The measure was introduced by Councilman Curtis Jones Jr. and asks the city and the Philadelphia School District to add the holidays, decisions that will be made separately. Jones, who is a Muslim, also brought the idea to the School Reform Commission Thursday night. There, he told a crowd that Muslims feel like “second-class” citizens, Philly.com reported.
When presenting his case to the council chamber Thursday, Jones said someone had questioned his timing because the motion to recognize the Muslim holidays comes just a few weeks after the shooting of a Philadelphia police officer by a gunman who said he was acting “in the name of Islam.”
“I thought on it. And I said words that I'm paraphrasing from another great man. ‘If not now, when? If not us, who?’ ” Jones said, referencing Hillel the Elder, the Jewish religious leader from the first century B.C.
Members of a group called the Philadelphia Eid Coalition recited the quote with him, Philly.com reported. The council passed the resolution on a voice vote without dissent, and many supporters called out “Allahu akbar,” which is Arabic for “God is the greatest.”

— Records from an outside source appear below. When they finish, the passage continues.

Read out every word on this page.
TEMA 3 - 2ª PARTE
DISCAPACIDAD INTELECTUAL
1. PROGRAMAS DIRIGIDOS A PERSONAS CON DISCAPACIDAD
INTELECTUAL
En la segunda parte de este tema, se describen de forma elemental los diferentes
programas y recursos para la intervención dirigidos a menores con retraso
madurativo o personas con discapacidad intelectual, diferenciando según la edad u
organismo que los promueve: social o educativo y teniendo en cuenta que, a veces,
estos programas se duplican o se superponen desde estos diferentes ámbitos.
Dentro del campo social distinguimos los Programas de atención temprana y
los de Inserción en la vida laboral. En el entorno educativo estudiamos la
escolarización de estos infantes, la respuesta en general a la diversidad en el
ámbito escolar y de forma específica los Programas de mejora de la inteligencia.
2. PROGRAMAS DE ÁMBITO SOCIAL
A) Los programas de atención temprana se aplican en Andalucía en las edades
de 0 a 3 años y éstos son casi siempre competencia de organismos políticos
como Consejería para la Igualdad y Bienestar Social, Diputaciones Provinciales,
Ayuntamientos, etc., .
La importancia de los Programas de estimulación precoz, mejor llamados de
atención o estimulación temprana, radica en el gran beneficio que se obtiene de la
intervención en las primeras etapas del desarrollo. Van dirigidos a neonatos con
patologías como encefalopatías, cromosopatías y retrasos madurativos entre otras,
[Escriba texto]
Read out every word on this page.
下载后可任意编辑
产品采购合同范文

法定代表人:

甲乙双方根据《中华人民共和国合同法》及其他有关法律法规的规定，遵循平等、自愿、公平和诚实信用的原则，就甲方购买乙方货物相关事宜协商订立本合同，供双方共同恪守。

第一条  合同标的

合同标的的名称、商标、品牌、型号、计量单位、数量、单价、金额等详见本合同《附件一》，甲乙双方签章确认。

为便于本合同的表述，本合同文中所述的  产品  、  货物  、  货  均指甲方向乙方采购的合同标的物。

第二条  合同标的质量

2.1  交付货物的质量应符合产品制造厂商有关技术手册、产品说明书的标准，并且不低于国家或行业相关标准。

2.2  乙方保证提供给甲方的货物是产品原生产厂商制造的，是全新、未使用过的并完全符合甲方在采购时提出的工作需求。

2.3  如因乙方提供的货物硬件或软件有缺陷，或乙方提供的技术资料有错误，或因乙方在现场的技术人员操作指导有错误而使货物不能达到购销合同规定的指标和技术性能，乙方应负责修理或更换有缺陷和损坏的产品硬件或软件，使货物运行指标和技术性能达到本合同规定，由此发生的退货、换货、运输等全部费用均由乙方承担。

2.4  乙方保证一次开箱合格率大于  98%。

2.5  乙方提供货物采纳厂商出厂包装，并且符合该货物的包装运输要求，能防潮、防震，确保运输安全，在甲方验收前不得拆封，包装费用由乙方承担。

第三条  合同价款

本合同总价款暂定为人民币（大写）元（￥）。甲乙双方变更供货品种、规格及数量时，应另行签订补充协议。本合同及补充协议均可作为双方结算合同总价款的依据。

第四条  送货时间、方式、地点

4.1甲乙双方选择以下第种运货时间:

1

If the resolution moves forward, the holidays that would be made official are Eid al-Fitr, which comes at the end of the monthlong holiday of Ramadan, and Eid al-Adha, which Muslims celebrate at the end of the annual Hajj pilgrimage. The dates of the holidays change every year because Islam follows a lunar calendar, but this year they will fall in July and September.
Philadelphia Mayor Jim Kenney said he supports the idea behind the proposal and is having the city study the logistics of adding two holidays.
Kenney said he understands and appreciates “the Muslim community's interest in this and their feeling of being left out,” Philly.com reported. “I would like to get to that point where we recognize all religious holidays or no religious holidays. If you want to do some, you have to do everybody's.”
Philadelphia, which has about 200,000 Muslims, currently gives municipal workers 11 paid holidays, including Christmas and Good Friday, while the school district also gives days off for the Jewish holidays of Rosh Hashanah and Yom Kippur. Other cities have added the Muslim holidays in recent years. In New York, schools added the holidays last year, and a Maryland suburb added them earlier this month.